For Texas naval personnel who served in Vietnamese territorial waters during the conflict, additional benefits are now possible. A recent federal court decision opened up a possibility for disability benefits and medical care due to Agent Orange-related sickness.
For many years the Department of Veterans Affairs denied benefits related to Agent Orange exposure unless the vet served on land or in waterways inland. Agent Orange was the main vegetation-destroying chemical used during the war. Since the end of the conflict, thousands of veterans experienced various illnesses that were eventually traced to Agent Orange exposure. Since that time, more than 650,000 vets have received disability benefits for these illnesses. That figure stands to grow substantially due to the court ruling.
The agency's longstanding policy of refusing these benefits for those assigned to offshore naval vessels was challenged in court by various veterans groups.
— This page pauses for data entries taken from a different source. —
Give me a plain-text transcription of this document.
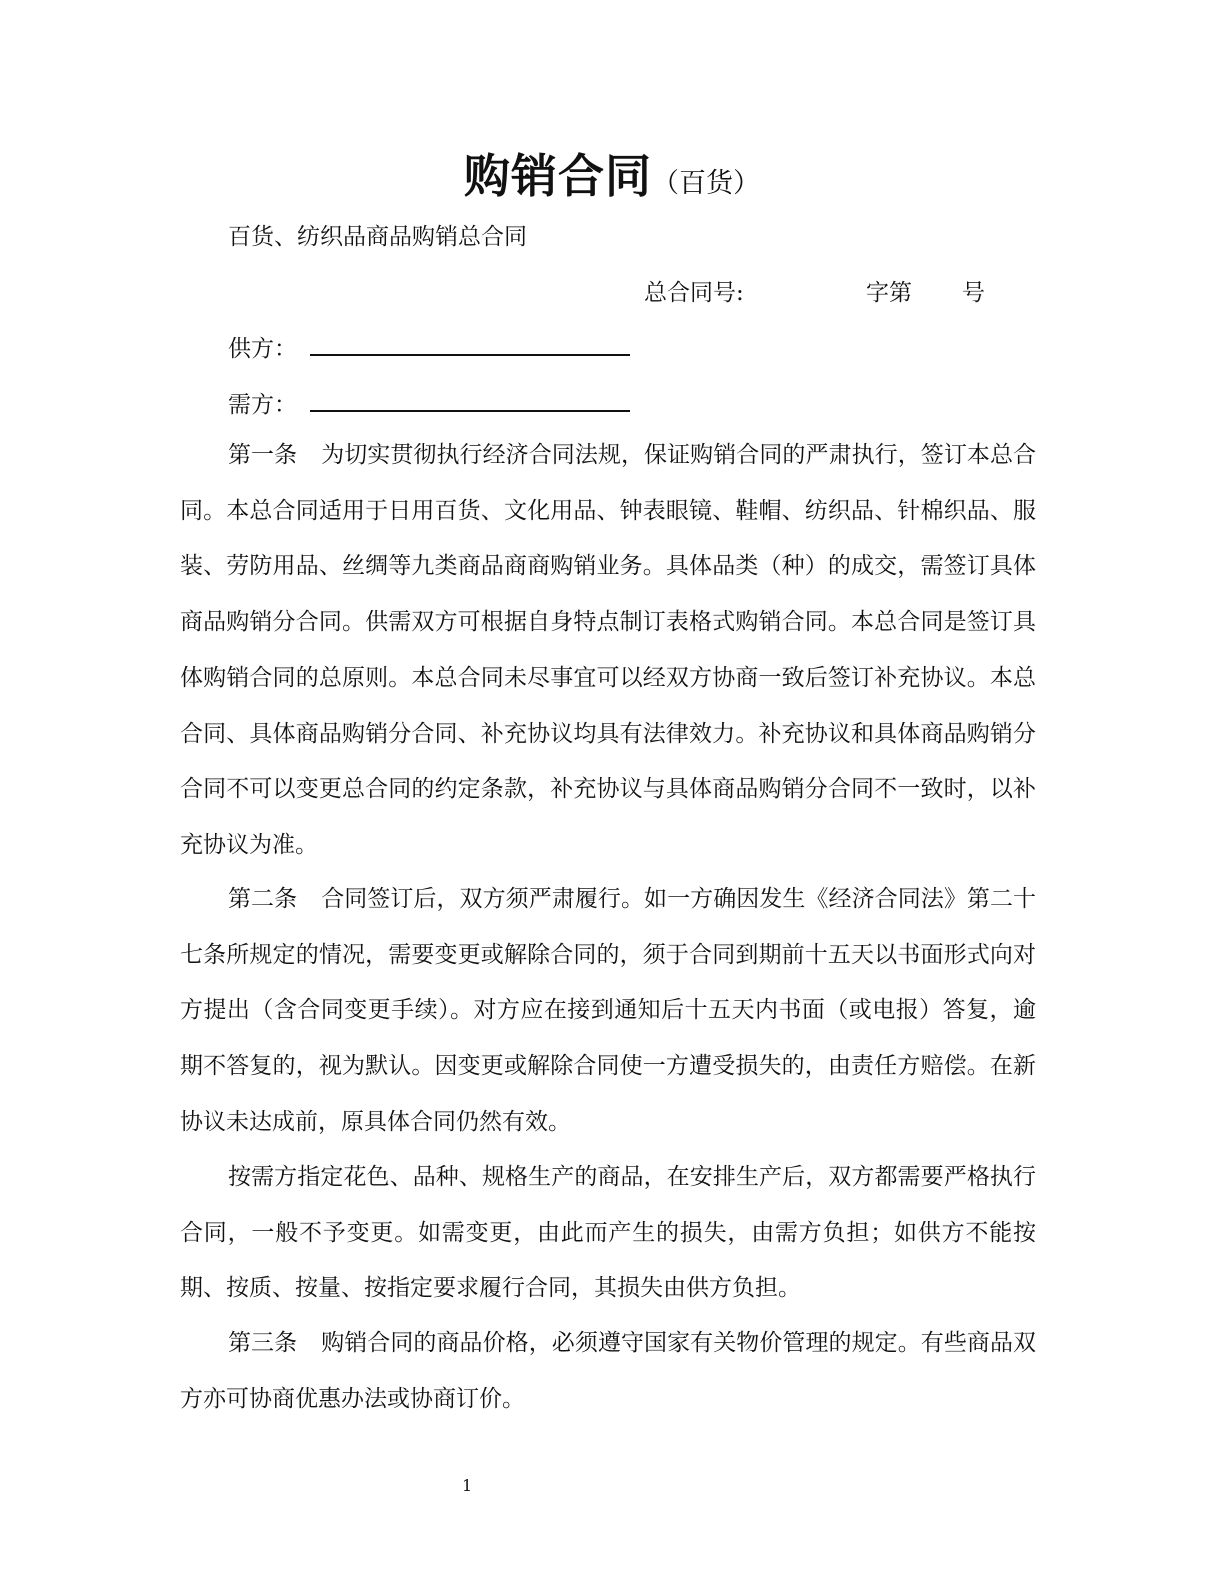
购销合同（百货）
百货、纺织品商品购销总合同
总合同号:	字第 号
供方：
需方：

第一条 为切实贯彻执行经济合同法规，保证购销合同的严肃执行，签订本总合同。本总合同适用于日用百货、文化用品、钟表眼镜、鞋帽、纺织品、针棉织品、服装、劳防用品、丝绸等九类商品商商购销业务。具体品类（种）的成交，需签订具体商品购销分合同。供需双方可根据自身特点制订表格式购销合同。本总合同是签订具体购销合同的总原则。本总合同未尽事宜可以经双方协商一致后签订补充协议。本总合同、具体商品购销分合同、补充协议均具有法律效力。补充协议和具体商品购销分合同不可以变更总合同的约定条款，补充协议与具体商品购销分合同不一致时，以补充协议为准。

第二条 合同签订后，双方须严肃履行。如一方确因发生《经济合同法》第二十七条所规定的情况，需要变更或解除合同的，须于合同到期前十五天以书面形式向对方提出（含合同变更手续）。对方应在接到通知后十五天内书面（或电报）答复，逾期不答复的，视为默认。因变更或解除合同使一方遭受损失的，由责任方赔偿。在新协议未达成前，原具体合同仍然有效。

按需方指定花色、品种、规格生产的商品，在安排生产后，双方都需要严格执行合同，一般不予变更。如需变更，由此而产生的损失，由需方负担；如供方不能按期、按质、按量、按指定要求履行合同，其损失由供方负担。

第三条 购销合同的商品价格，必须遵守国家有关物价管理的规定。有些商品双方亦可协商优惠办法或协商订价。

1
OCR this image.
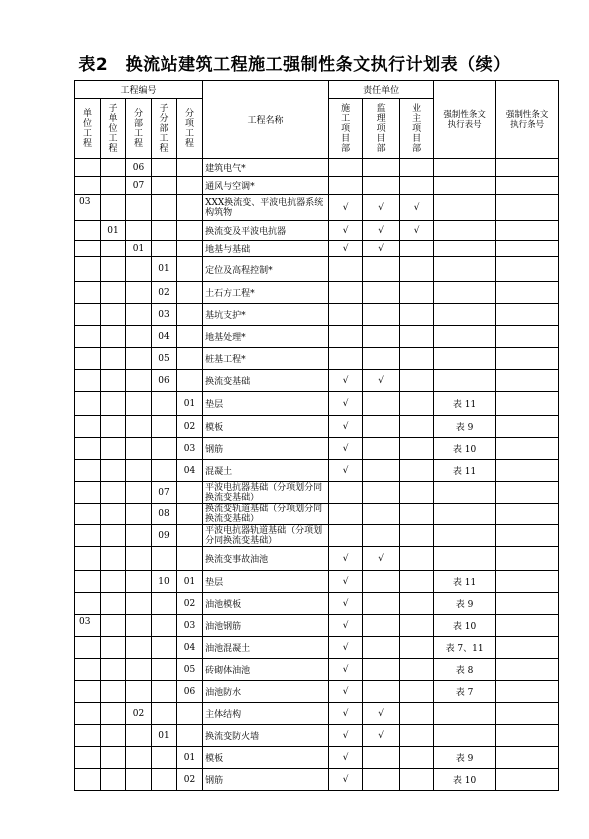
表2　换流站建筑工程施工强制性条文执行计划表（续）
工程编号					工程名称	责任单位			强制性条文执行表号	强制性条文执行条号

单位工程	子单位工程	分部工程	子分部工程	分项工程		施工项目部	监理项目部	业主项目部		
		06			建筑电气*					
		07			通风与空调*					
03					XXX换流变、平波电抗器系统构筑物	√	√	√		
	01				换流变及平波电抗器	√	√	√		
		01			地基与基础	√	√			
			01		定位及高程控制*					
			02		土石方工程*					
			03		基坑支护*					
			04		地基处理*					
			05		桩基工程*					
			06		换流变基础	√	√			
				01	垫层	√			表 11	
				02	模板	√			表 9	
				03	钢筋	√			表 10	
				04	混凝土	√			表 11	
			07		平波电抗器基础（分项划分同换流变基础）					
			08		换流变轨道基础（分项划分同换流变基础）					
			09		平波电抗器轨道基础（分项划分同换流变基础）					
					换流变事故油池	√	√			
			10	01	垫层	√			表 11	
				02	油池模板	√			表 9	
03				03	油池钢筋	√			表 10	
				04	油池混凝土	√			表 7、11	
				05	砖砌体油池	√			表 8	
				06	油池防水	√			表 7	
		02			主体结构	√	√			
			01		换流变防火墙	√	√			
				01	模板	√			表 9	
				02	钢筋	√			表 10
Lawsuits were brought on behalf of more than 90,000 service members.
The United States Court of Appeals for the Federal Circuit heard the case and found in favor of the Blue Water Navy claimants. The VA has not filed an appeal to the US Supreme Court and as of yet, it is not known if an appeal is forthcoming. If is does, it must file for a stay of the order. Until then, the claimants are permitted to file for benefits based on exposure.
Disabled veterans often experience many obstacles in applying for disability benefits. These obstacles include a myriad of regulations, reams of forms and evidence of eligibility to collect. For some, the task can be overwhelming. At these times, an experienced attorney can often be of assistance in ensuring that the claims contain all necessary information and are filed within the required time period.